Caitlyn urged fellow cancer caregivers to follow suit by living in the moment and focusing on things other than cancer. You don’t have to dwell on cancer every day, Cailyn advised, adding that trying to make every step perfect because it might be the last only creates disappointment.
Caitlyn further explained that the most important thing that helped her through her struggles with caregiving was leaning on the people in her life for support. Having a “village of people (she) can trust and raise (her) concerns with” has been crucial, she stressed, especially as childcare responsibilities and work obligations prevent him from seeing a mental health professional on a regular basis.
Finding relief with social media
After a doctor’s recommendation, Caitlyn joined a caregiver support group on Facebook where she connected with other caregivers with young children. Caitlyn felt less alone hearing the stories of others caring for a spouse with ocular melanoma while being a parent. Social media has given her valuable networking opportunities because, as she explained, “Doctors can’t give you contact information, but Facebook can.”

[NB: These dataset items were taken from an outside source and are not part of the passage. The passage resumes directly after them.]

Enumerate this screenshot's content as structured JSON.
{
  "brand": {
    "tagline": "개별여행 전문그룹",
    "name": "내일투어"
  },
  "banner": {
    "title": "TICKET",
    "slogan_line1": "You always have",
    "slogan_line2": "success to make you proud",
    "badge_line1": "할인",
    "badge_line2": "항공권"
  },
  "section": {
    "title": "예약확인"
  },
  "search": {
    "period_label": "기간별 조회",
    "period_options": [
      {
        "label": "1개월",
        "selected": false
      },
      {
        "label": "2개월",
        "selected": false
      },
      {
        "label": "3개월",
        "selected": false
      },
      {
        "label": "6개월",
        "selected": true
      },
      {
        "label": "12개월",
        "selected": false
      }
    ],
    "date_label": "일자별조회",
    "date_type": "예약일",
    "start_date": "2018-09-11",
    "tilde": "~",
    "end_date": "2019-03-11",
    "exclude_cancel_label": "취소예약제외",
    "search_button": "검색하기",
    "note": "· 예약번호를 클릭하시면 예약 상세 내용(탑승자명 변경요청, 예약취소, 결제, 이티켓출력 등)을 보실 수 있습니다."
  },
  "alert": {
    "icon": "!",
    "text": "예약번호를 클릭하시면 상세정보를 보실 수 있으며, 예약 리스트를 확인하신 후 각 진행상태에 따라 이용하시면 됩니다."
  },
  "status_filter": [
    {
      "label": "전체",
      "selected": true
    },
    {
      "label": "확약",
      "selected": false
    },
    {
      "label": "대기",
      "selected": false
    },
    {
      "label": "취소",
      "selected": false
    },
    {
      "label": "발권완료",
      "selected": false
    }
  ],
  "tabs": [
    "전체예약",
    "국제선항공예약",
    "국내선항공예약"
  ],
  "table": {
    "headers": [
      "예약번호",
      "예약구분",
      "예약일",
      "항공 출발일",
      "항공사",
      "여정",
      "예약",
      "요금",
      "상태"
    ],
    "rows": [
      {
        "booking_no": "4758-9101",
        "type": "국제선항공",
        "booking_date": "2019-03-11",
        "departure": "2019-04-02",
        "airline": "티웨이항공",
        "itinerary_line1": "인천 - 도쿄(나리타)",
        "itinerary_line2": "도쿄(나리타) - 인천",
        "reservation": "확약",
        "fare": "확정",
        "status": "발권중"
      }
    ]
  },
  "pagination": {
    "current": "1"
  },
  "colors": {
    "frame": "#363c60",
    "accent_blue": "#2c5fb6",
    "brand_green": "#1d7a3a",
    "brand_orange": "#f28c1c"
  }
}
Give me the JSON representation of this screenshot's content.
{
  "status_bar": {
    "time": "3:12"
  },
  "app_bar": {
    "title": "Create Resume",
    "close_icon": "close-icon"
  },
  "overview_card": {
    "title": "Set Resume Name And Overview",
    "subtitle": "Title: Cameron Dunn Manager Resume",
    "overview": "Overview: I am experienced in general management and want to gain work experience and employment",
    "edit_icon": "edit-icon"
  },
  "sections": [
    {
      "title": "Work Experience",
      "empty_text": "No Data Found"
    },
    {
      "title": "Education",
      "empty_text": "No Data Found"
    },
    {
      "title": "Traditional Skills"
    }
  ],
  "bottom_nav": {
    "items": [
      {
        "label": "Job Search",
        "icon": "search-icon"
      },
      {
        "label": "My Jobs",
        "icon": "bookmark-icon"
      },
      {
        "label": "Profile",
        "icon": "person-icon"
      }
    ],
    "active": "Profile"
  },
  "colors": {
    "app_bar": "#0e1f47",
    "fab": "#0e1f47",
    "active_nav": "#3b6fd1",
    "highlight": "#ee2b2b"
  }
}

It also gave her a source of information when navigating ocular melanoma. Through the group, Caitlyn learned about experimental procedures, clinical trials and tips on how to get insurance companies to cover ocular melanoma treatment. This provided much-needed relief for Caitlyn. She had support in finding treatments for ocular melanoma and allies when communicating with insurance companies.
Caitlyn urged caregivers to keep looking for a community until they find one that works for them, just like she did. The most important thing she’s done on her journey as a caregiver, Caitlyn explained, is aligning herself with people who have been in her shoes.
“If the ocular melanoma community is as supportive and as willing to share as it is,” said Caitlyn, “I’m sure any cancer community would be the same. Anyone who walks (this journey against cancer) would like to make it easier for the next person who walks (this journey against cancer).